По линиям Васильевского острова всюду были разметаны барки с дровами и угольями; к балкону одного дома пристали два больших транспортных суда, два таких внесло в узкий переулок, часть разбитого сельдяного буяна[328]
занесена была бурею на Петербургскую сторону.У Троицкой церкви стояло несколько барок с огромным грузом. По улицам Адмиралтейской части плавали могильные кресты, занесенные с кладбища» и т. д.
Еще один очевидец этого несчастия, Самуил Аллер (см. его книгу «Описание наводнения 1824»), говорит, что улица перед Летним садом, да и самый сад, завалены были дровами и бревнами, деревянными крестами с могил, и подле сада на возвышение набережной взошли два плашкоута Троицкого моста, а между ними барка и железная решетка, приготовленная у Суворовской площади для нового через Неву моста.
Все берега Невы были завалены судами, будками и разным хламом. Особенно был загроможден проспект 9-й линии, где со всех сторон под грудами развалин были видны трупы людей и домашнего скота; также множество животных лежали полумертвыми от усталости после борьбы с водою и т. д.
Много рассказов про это наводнение находим в письмах Ив. Ив. Мартынова, известного профессора и журналиста карамзинской эпохи. Наводнение 1824 года совершенно разорило почтенного ученого и вконец лишило его всего движимого и недвижимого имущества. Вот несколько эпизодов, записанных им: по словам Мартынова, вода на Васильевском острове стала прибывать в 8 часов утра; в это время она разливалась по 11-й линии, у стен его дома; через час ученый уже плакал, видя, как вся его библиотека, которую он собирал более тридцати лет, составленная большею частью из редких и дорогих книг, преспокойно уплывала из разбитого окна на улицу. «Прошло три часа, – продолжает он, – но вода все прибывает; казалось, ветер свистит и свирепствует еще сильнее; волны на очищенных ими от заборов и всякого лесу огородах вздымаются, как на море; брызги воды отрываются от валов, сердитых и белых, и часто пошатывается наш мезонин, и сердце замирает. Без сомнения, сорвало бы и наш мезонин и нас унесло бы, если бы с той стороны, откуда дул ветер, не было довольно высокого сарая. Вдруг затрещали в зале и в других комнатах стекла, и вот мимо моего дома несет сорванный парник, сарай, хлев или домик, с живыми или с мертвыми, придавленными людьми или животными; там плывут на бревнах; влезают на попадающиеся на дороге деревья…» При этом Мартынов рассказывает, как один работник, сидя верхом на лошади и держась за ее уши, горько обливался слезами и прямо приплыл к ним верхом. «Себя-то мне не жаль, – говорит он, когда ввели его наверх, – а что подумает хозяин, коли лошадь не сбережена».
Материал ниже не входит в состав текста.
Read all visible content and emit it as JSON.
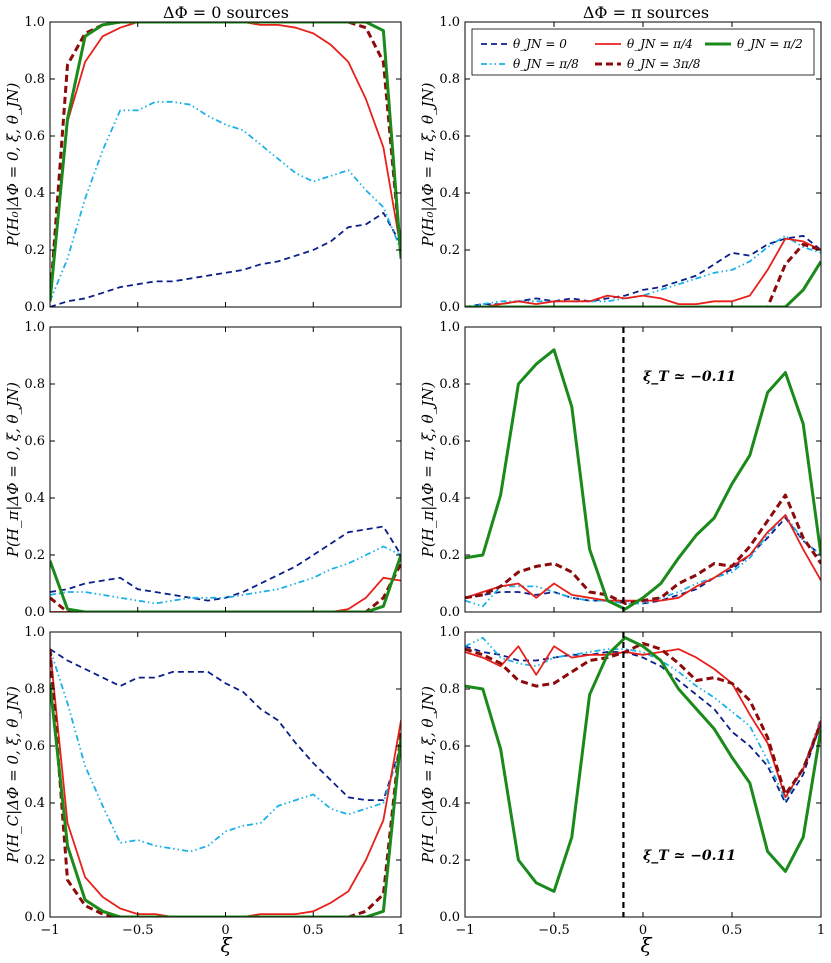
{
  "figure": {
    "col_titles": [
      "ΔΦ = 0 sources",
      "ΔΦ = π sources"
    ],
    "xlabel": "ξ",
    "xticks": [
      -1,
      -0.5,
      0,
      0.5,
      1
    ],
    "xtick_labels": [
      "−1",
      "−0.5",
      "0",
      "0.5",
      "1"
    ],
    "yticks": [
      0,
      0.2,
      0.4,
      0.6,
      0.8,
      1.0
    ],
    "ytick_labels": [
      "0.0",
      "0.2",
      "0.4",
      "0.6",
      "0.8",
      "1.0"
    ],
    "ylabels": {
      "h0_left": "P(H₀|ΔΦ = 0, ξ, θ_JN)",
      "h0_right": "P(H₀|ΔΦ = π, ξ, θ_JN)",
      "hpi_left": "P(H_π|ΔΦ = 0, ξ, θ_JN)",
      "hpi_right": "P(H_π|ΔΦ = π, ξ, θ_JN)",
      "hc_left": "P(H_C|ΔΦ = 0, ξ, θ_JN)",
      "hc_right": "P(H_C|ΔΦ = π, ξ, θ_JN)"
    },
    "annotation_text": "ξ_T ≃ −0.11",
    "xi_T": -0.11
  },
  "legend": [
    {
      "label": "θ_JN = 0",
      "color": "#0b1f8a",
      "style": "dashed"
    },
    {
      "label": "θ_JN = π/8",
      "color": "#1ab0e8",
      "style": "dashdot"
    },
    {
      "label": "θ_JN = π/4",
      "color": "#e8201a",
      "style": "solid"
    },
    {
      "label": "θ_JN = 3π/8",
      "color": "#8b0a0a",
      "style": "dashed-thick"
    },
    {
      "label": "θ_JN = π/2",
      "color": "#1a8a1a",
      "style": "solid-thick"
    }
  ],
  "chart_data": [
    {
      "type": "line",
      "panel": "h0-left",
      "title": "ΔΦ = 0 sources",
      "xlim": [
        -1,
        1
      ],
      "ylim": [
        0,
        1
      ],
      "x": [
        -1,
        -0.9,
        -0.8,
        -0.7,
        -0.6,
        -0.5,
        -0.4,
        -0.3,
        -0.2,
        -0.1,
        0,
        0.1,
        0.2,
        0.3,
        0.4,
        0.5,
        0.6,
        0.7,
        0.8,
        0.9,
        1
      ],
      "series": [
        {
          "name": "θ_JN = 0",
          "values": [
            0.0,
            0.02,
            0.03,
            0.05,
            0.07,
            0.08,
            0.09,
            0.09,
            0.1,
            0.11,
            0.12,
            0.13,
            0.15,
            0.16,
            0.18,
            0.2,
            0.23,
            0.28,
            0.29,
            0.33,
            0.22
          ]
        },
        {
          "name": "θ_JN = π/8",
          "values": [
            0.02,
            0.17,
            0.38,
            0.55,
            0.69,
            0.69,
            0.72,
            0.72,
            0.71,
            0.67,
            0.64,
            0.62,
            0.57,
            0.52,
            0.47,
            0.44,
            0.46,
            0.48,
            0.41,
            0.35,
            0.2
          ]
        },
        {
          "name": "θ_JN = π/4",
          "values": [
            0.02,
            0.65,
            0.86,
            0.95,
            0.98,
            1.0,
            1.0,
            1.0,
            1.0,
            1.0,
            1.0,
            1.0,
            0.99,
            0.99,
            0.98,
            0.96,
            0.92,
            0.86,
            0.73,
            0.56,
            0.2
          ]
        },
        {
          "name": "θ_JN = 3π/8",
          "values": [
            0.02,
            0.85,
            0.96,
            0.99,
            1.0,
            1.0,
            1.0,
            1.0,
            1.0,
            1.0,
            1.0,
            1.0,
            1.0,
            1.0,
            1.0,
            1.0,
            1.0,
            1.0,
            0.98,
            0.86,
            0.18
          ]
        },
        {
          "name": "θ_JN = π/2",
          "values": [
            0.02,
            0.66,
            0.95,
            0.99,
            1.0,
            1.0,
            1.0,
            1.0,
            1.0,
            1.0,
            1.0,
            1.0,
            1.0,
            1.0,
            1.0,
            1.0,
            1.0,
            1.0,
            1.0,
            0.97,
            0.17
          ]
        }
      ]
    },
    {
      "type": "line",
      "panel": "h0-right",
      "title": "ΔΦ = π sources",
      "xlim": [
        -1,
        1
      ],
      "ylim": [
        0,
        1
      ],
      "x": [
        -1,
        -0.9,
        -0.8,
        -0.7,
        -0.6,
        -0.5,
        -0.4,
        -0.3,
        -0.2,
        -0.1,
        0,
        0.1,
        0.2,
        0.3,
        0.4,
        0.5,
        0.6,
        0.7,
        0.8,
        0.9,
        1
      ],
      "series": [
        {
          "name": "θ_JN = 0",
          "values": [
            0.0,
            0.01,
            0.01,
            0.02,
            0.03,
            0.02,
            0.03,
            0.02,
            0.03,
            0.04,
            0.06,
            0.07,
            0.09,
            0.11,
            0.15,
            0.19,
            0.18,
            0.22,
            0.24,
            0.25,
            0.2
          ]
        },
        {
          "name": "θ_JN = π/8",
          "values": [
            0.0,
            0.01,
            0.02,
            0.02,
            0.02,
            0.02,
            0.02,
            0.02,
            0.02,
            0.03,
            0.04,
            0.06,
            0.08,
            0.1,
            0.12,
            0.13,
            0.16,
            0.21,
            0.25,
            0.21,
            0.19
          ]
        },
        {
          "name": "θ_JN = π/4",
          "values": [
            0.0,
            0.0,
            0.01,
            0.02,
            0.01,
            0.02,
            0.02,
            0.02,
            0.04,
            0.03,
            0.04,
            0.03,
            0.01,
            0.01,
            0.02,
            0.02,
            0.04,
            0.13,
            0.24,
            0.23,
            0.2
          ]
        },
        {
          "name": "θ_JN = 3π/8",
          "values": [
            0.0,
            0.0,
            0.0,
            0.0,
            0.0,
            0.0,
            0.0,
            0.0,
            0.0,
            0.0,
            0.0,
            0.0,
            0.0,
            0.0,
            0.0,
            0.0,
            0.0,
            0.0,
            0.15,
            0.22,
            0.2
          ]
        },
        {
          "name": "θ_JN = π/2",
          "values": [
            0.0,
            0.0,
            0.0,
            0.0,
            0.0,
            0.0,
            0.0,
            0.0,
            0.0,
            0.0,
            0.0,
            0.0,
            0.0,
            0.0,
            0.0,
            0.0,
            0.0,
            0.0,
            0.0,
            0.06,
            0.16
          ]
        }
      ]
    },
    {
      "type": "line",
      "panel": "hpi-left",
      "xlim": [
        -1,
        1
      ],
      "ylim": [
        0,
        1
      ],
      "x": [
        -1,
        -0.9,
        -0.8,
        -0.7,
        -0.6,
        -0.5,
        -0.4,
        -0.3,
        -0.2,
        -0.1,
        0,
        0.1,
        0.2,
        0.3,
        0.4,
        0.5,
        0.6,
        0.7,
        0.8,
        0.9,
        1
      ],
      "series": [
        {
          "name": "θ_JN = 0",
          "values": [
            0.07,
            0.08,
            0.1,
            0.11,
            0.12,
            0.08,
            0.07,
            0.06,
            0.05,
            0.04,
            0.05,
            0.07,
            0.1,
            0.13,
            0.16,
            0.2,
            0.24,
            0.28,
            0.29,
            0.3,
            0.2
          ]
        },
        {
          "name": "θ_JN = π/8",
          "values": [
            0.06,
            0.07,
            0.07,
            0.06,
            0.05,
            0.04,
            0.03,
            0.04,
            0.05,
            0.05,
            0.05,
            0.06,
            0.07,
            0.08,
            0.1,
            0.12,
            0.15,
            0.17,
            0.2,
            0.23,
            0.2
          ]
        },
        {
          "name": "θ_JN = π/4",
          "values": [
            0.0,
            0.0,
            0.0,
            0.0,
            0.0,
            0.0,
            0.0,
            0.0,
            0.0,
            0.0,
            0.0,
            0.0,
            0.0,
            0.0,
            0.0,
            0.0,
            0.0,
            0.01,
            0.05,
            0.12,
            0.11
          ]
        },
        {
          "name": "θ_JN = 3π/8",
          "values": [
            0.05,
            0.0,
            0.0,
            0.0,
            0.0,
            0.0,
            0.0,
            0.0,
            0.0,
            0.0,
            0.0,
            0.0,
            0.0,
            0.0,
            0.0,
            0.0,
            0.0,
            0.0,
            0.0,
            0.05,
            0.17
          ]
        },
        {
          "name": "θ_JN = π/2",
          "values": [
            0.18,
            0.01,
            0.0,
            0.0,
            0.0,
            0.0,
            0.0,
            0.0,
            0.0,
            0.0,
            0.0,
            0.0,
            0.0,
            0.0,
            0.0,
            0.0,
            0.0,
            0.0,
            0.0,
            0.02,
            0.2
          ]
        }
      ]
    },
    {
      "type": "line",
      "panel": "hpi-right",
      "xlim": [
        -1,
        1
      ],
      "ylim": [
        0,
        1
      ],
      "x": [
        -1,
        -0.9,
        -0.8,
        -0.7,
        -0.6,
        -0.5,
        -0.4,
        -0.3,
        -0.2,
        -0.1,
        0,
        0.1,
        0.2,
        0.3,
        0.4,
        0.5,
        0.6,
        0.7,
        0.8,
        0.9,
        1
      ],
      "series": [
        {
          "name": "θ_JN = 0",
          "values": [
            0.05,
            0.06,
            0.07,
            0.07,
            0.06,
            0.07,
            0.05,
            0.04,
            0.04,
            0.04,
            0.03,
            0.04,
            0.06,
            0.08,
            0.12,
            0.15,
            0.2,
            0.26,
            0.33,
            0.25,
            0.2
          ]
        },
        {
          "name": "θ_JN = π/8",
          "values": [
            0.04,
            0.02,
            0.09,
            0.09,
            0.09,
            0.07,
            0.05,
            0.04,
            0.04,
            0.03,
            0.03,
            0.05,
            0.07,
            0.1,
            0.12,
            0.14,
            0.19,
            0.27,
            0.34,
            0.25,
            0.2
          ]
        },
        {
          "name": "θ_JN = π/4",
          "values": [
            0.05,
            0.07,
            0.09,
            0.1,
            0.05,
            0.1,
            0.06,
            0.05,
            0.04,
            0.04,
            0.04,
            0.04,
            0.05,
            0.09,
            0.12,
            0.16,
            0.2,
            0.28,
            0.34,
            0.22,
            0.11
          ]
        },
        {
          "name": "θ_JN = 3π/8",
          "values": [
            0.05,
            0.06,
            0.09,
            0.14,
            0.16,
            0.17,
            0.14,
            0.07,
            0.06,
            0.03,
            0.04,
            0.05,
            0.1,
            0.13,
            0.17,
            0.16,
            0.23,
            0.32,
            0.41,
            0.26,
            0.17
          ]
        },
        {
          "name": "θ_JN = π/2",
          "values": [
            0.19,
            0.2,
            0.41,
            0.8,
            0.87,
            0.92,
            0.72,
            0.22,
            0.04,
            0.01,
            0.05,
            0.1,
            0.19,
            0.27,
            0.33,
            0.45,
            0.55,
            0.77,
            0.84,
            0.66,
            0.2
          ]
        }
      ]
    },
    {
      "type": "line",
      "panel": "hc-left",
      "xlim": [
        -1,
        1
      ],
      "ylim": [
        0,
        1
      ],
      "x": [
        -1,
        -0.9,
        -0.8,
        -0.7,
        -0.6,
        -0.5,
        -0.4,
        -0.3,
        -0.2,
        -0.1,
        0,
        0.1,
        0.2,
        0.3,
        0.4,
        0.5,
        0.6,
        0.7,
        0.8,
        0.9,
        1
      ],
      "series": [
        {
          "name": "θ_JN = 0",
          "values": [
            0.94,
            0.9,
            0.87,
            0.84,
            0.81,
            0.84,
            0.84,
            0.86,
            0.86,
            0.86,
            0.82,
            0.79,
            0.73,
            0.69,
            0.61,
            0.54,
            0.48,
            0.42,
            0.41,
            0.41,
            0.6
          ]
        },
        {
          "name": "θ_JN = π/8",
          "values": [
            0.94,
            0.75,
            0.53,
            0.39,
            0.26,
            0.27,
            0.25,
            0.24,
            0.23,
            0.25,
            0.3,
            0.32,
            0.33,
            0.39,
            0.41,
            0.43,
            0.38,
            0.36,
            0.38,
            0.4,
            0.6
          ]
        },
        {
          "name": "θ_JN = π/4",
          "values": [
            0.94,
            0.33,
            0.14,
            0.07,
            0.03,
            0.01,
            0.01,
            0.0,
            0.0,
            0.0,
            0.0,
            0.0,
            0.01,
            0.01,
            0.01,
            0.02,
            0.05,
            0.09,
            0.2,
            0.34,
            0.69
          ]
        },
        {
          "name": "θ_JN = 3π/8",
          "values": [
            0.94,
            0.13,
            0.04,
            0.01,
            0.0,
            0.0,
            0.0,
            0.0,
            0.0,
            0.0,
            0.0,
            0.0,
            0.0,
            0.0,
            0.0,
            0.0,
            0.0,
            0.0,
            0.02,
            0.08,
            0.65
          ]
        },
        {
          "name": "θ_JN = π/2",
          "values": [
            0.82,
            0.25,
            0.06,
            0.02,
            0.0,
            0.0,
            0.0,
            0.0,
            0.0,
            0.0,
            0.0,
            0.0,
            0.0,
            0.0,
            0.0,
            0.0,
            0.0,
            0.0,
            0.0,
            0.02,
            0.63
          ]
        }
      ]
    },
    {
      "type": "line",
      "panel": "hc-right",
      "xlim": [
        -1,
        1
      ],
      "ylim": [
        0,
        1
      ],
      "x": [
        -1,
        -0.9,
        -0.8,
        -0.7,
        -0.6,
        -0.5,
        -0.4,
        -0.3,
        -0.2,
        -0.1,
        0,
        0.1,
        0.2,
        0.3,
        0.4,
        0.5,
        0.6,
        0.7,
        0.8,
        0.9,
        1
      ],
      "series": [
        {
          "name": "θ_JN = 0",
          "values": [
            0.95,
            0.93,
            0.92,
            0.9,
            0.9,
            0.91,
            0.92,
            0.92,
            0.93,
            0.93,
            0.91,
            0.88,
            0.83,
            0.78,
            0.73,
            0.65,
            0.6,
            0.53,
            0.4,
            0.5,
            0.68
          ]
        },
        {
          "name": "θ_JN = π/8",
          "values": [
            0.95,
            0.98,
            0.91,
            0.89,
            0.88,
            0.91,
            0.92,
            0.93,
            0.94,
            0.94,
            0.93,
            0.9,
            0.86,
            0.81,
            0.77,
            0.72,
            0.67,
            0.55,
            0.41,
            0.52,
            0.7
          ]
        },
        {
          "name": "θ_JN = π/4",
          "values": [
            0.93,
            0.91,
            0.88,
            0.95,
            0.85,
            0.95,
            0.91,
            0.92,
            0.92,
            0.93,
            0.92,
            0.93,
            0.94,
            0.91,
            0.87,
            0.82,
            0.71,
            0.61,
            0.42,
            0.52,
            0.69
          ]
        },
        {
          "name": "θ_JN = 3π/8",
          "values": [
            0.94,
            0.92,
            0.89,
            0.83,
            0.81,
            0.82,
            0.86,
            0.9,
            0.91,
            0.93,
            0.96,
            0.94,
            0.89,
            0.83,
            0.84,
            0.82,
            0.76,
            0.63,
            0.43,
            0.52,
            0.68
          ]
        },
        {
          "name": "θ_JN = π/2",
          "values": [
            0.81,
            0.8,
            0.59,
            0.2,
            0.12,
            0.09,
            0.28,
            0.78,
            0.92,
            0.98,
            0.95,
            0.9,
            0.8,
            0.73,
            0.66,
            0.56,
            0.47,
            0.23,
            0.16,
            0.28,
            0.66
          ]
        }
      ]
    }
  ]
}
Вода, по свидетельству Мартынова, была около его дома выше сажени. Прислуга его, жившая во флигеле, разломала потолок и вылезла на чердак, потому что вода была до самого потолка и пробиралась уже на чердак… Одна женщина, лишась приюта, бежит по воде, выбирая для этого высокие места, с малолетней дочерью, но вода быстро прибывает… мать уже не находит возможности к спасению жизни дочери, о своей уже не думает, вдруг видит позади себя солдата, плывущего на бревне, и бросает к нему через голову свое детище. Солдат подхватывает дитя, а бедная мать на его глазах погружается в воду и утопает.